Alternating Direction Method of Multipliers (ADMM) is a popular method for solving large-scale Machine Learning problems. Stochastic ADMM was proposed to reduce the per iteration computational complexity, which is more suitable for big data problems. Recently, variance reduction techniques have been integrated with stochastic ADMM in order to get a faster convergence rate, such as SAG-ADMM and SVRG-ADMM. However, their convergence rate is still suboptimal w.r.t the smoothness constant.

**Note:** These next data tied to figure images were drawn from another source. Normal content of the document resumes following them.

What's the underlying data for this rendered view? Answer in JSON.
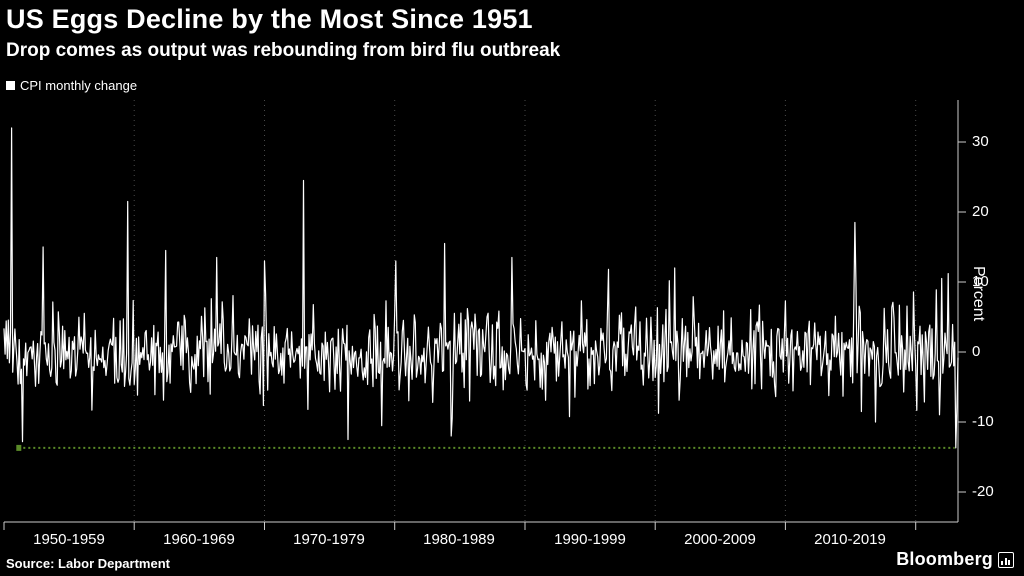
{
  "header": {
    "title": "US Eggs Decline by the Most Since 1951",
    "subtitle": "Drop comes as output was rebounding from bird flu outbreak"
  },
  "legend": {
    "label": "CPI monthly change",
    "swatch_color": "#ffffff"
  },
  "footer": {
    "source": "Source: Labor Department",
    "brand": "Bloomberg"
  },
  "chart_data": {
    "type": "line",
    "title": "US Eggs Decline by the Most Since 1951",
    "subtitle": "Drop comes as output was rebounding from bird flu outbreak",
    "series_name": "CPI monthly change",
    "ylabel": "Percent",
    "x_unit": "monthly",
    "x_start": 1950.0,
    "x_end": 2023.25,
    "ylim": [
      -24,
      36
    ],
    "y_ticks": [
      30,
      20,
      10,
      0,
      -10,
      -20
    ],
    "x_tick_labels": [
      "1950-1959",
      "1960-1969",
      "1970-1979",
      "1980-1989",
      "1990-1999",
      "2000-2009",
      "2010-2019"
    ],
    "decade_boundaries": [
      1950,
      1960,
      1970,
      1980,
      1990,
      2000,
      2010,
      2020
    ],
    "line_color": "#ffffff",
    "grid_color": "#4a4a4a",
    "axis_color": "#cccccc",
    "background": "#000000",
    "legend_position": "top-left",
    "reference_line": {
      "value": -13.7,
      "color": "#5a8a28",
      "style": "dotted",
      "x_start": 1951.1,
      "x_end": 2023.0,
      "meaning": "largest monthly decline since 1951"
    },
    "notable_points": [
      {
        "x": 1950.58,
        "y": 32.0
      },
      {
        "x": 1951.42,
        "y": -12.8
      },
      {
        "x": 1953.0,
        "y": 15.0
      },
      {
        "x": 1959.5,
        "y": 21.5
      },
      {
        "x": 1962.4,
        "y": 14.5
      },
      {
        "x": 1966.3,
        "y": 13.5
      },
      {
        "x": 1970.0,
        "y": 13.0
      },
      {
        "x": 1973.0,
        "y": 24.5
      },
      {
        "x": 1980.1,
        "y": 13.0
      },
      {
        "x": 1983.8,
        "y": 15.5
      },
      {
        "x": 1984.3,
        "y": -12.0
      },
      {
        "x": 1989.0,
        "y": 13.5
      },
      {
        "x": 2001.5,
        "y": 12.0
      },
      {
        "x": 2015.3,
        "y": 18.5
      },
      {
        "x": 2015.8,
        "y": -8.5
      },
      {
        "x": 2016.9,
        "y": -10.0
      },
      {
        "x": 2022.0,
        "y": 10.5
      },
      {
        "x": 2022.5,
        "y": 11.2
      },
      {
        "x": 2023.08,
        "y": -13.7
      }
    ],
    "noise": {
      "seed": 9,
      "std": 3.1,
      "tail_prob": 0.06,
      "tail_mult": 2.1
    }
  }
}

In this paper, we propose an accelerated stochastic ADMM algorithm with variance reduction, which enjoys a faster convergence than all the existing stochastic ADMM algorithms. We theoretically analyse its convergence rate and show its dependence on the smoothness constant is optimal. We also empirically validate its effectiveness and show its priority over other stochastic ADMM algorithms.

翻译：交替方向乘子法（ADMM）是求解大规模机器学习问题的常用方法。为降低每次迭代的计算复杂度，学者提出了随机ADMM，使其更适用于大数据问题。近期，为获得更快的收敛速度，方差缩减技术被引入随机ADMM，例如SAG-ADMM和SVRG-ADMM。然而，这些方法在光滑常数方面的收敛率仍非最优。本文提出一种加速方差缩减的随机ADMM算法，其收敛速度优于现有所有随机ADMM算法。我们从理论上分析了该算法的收敛率，证明其关于光滑常数的依赖性达到最优，并通过实验验证了该算法的有效性及其相较于其他随机ADMM算法的优越性。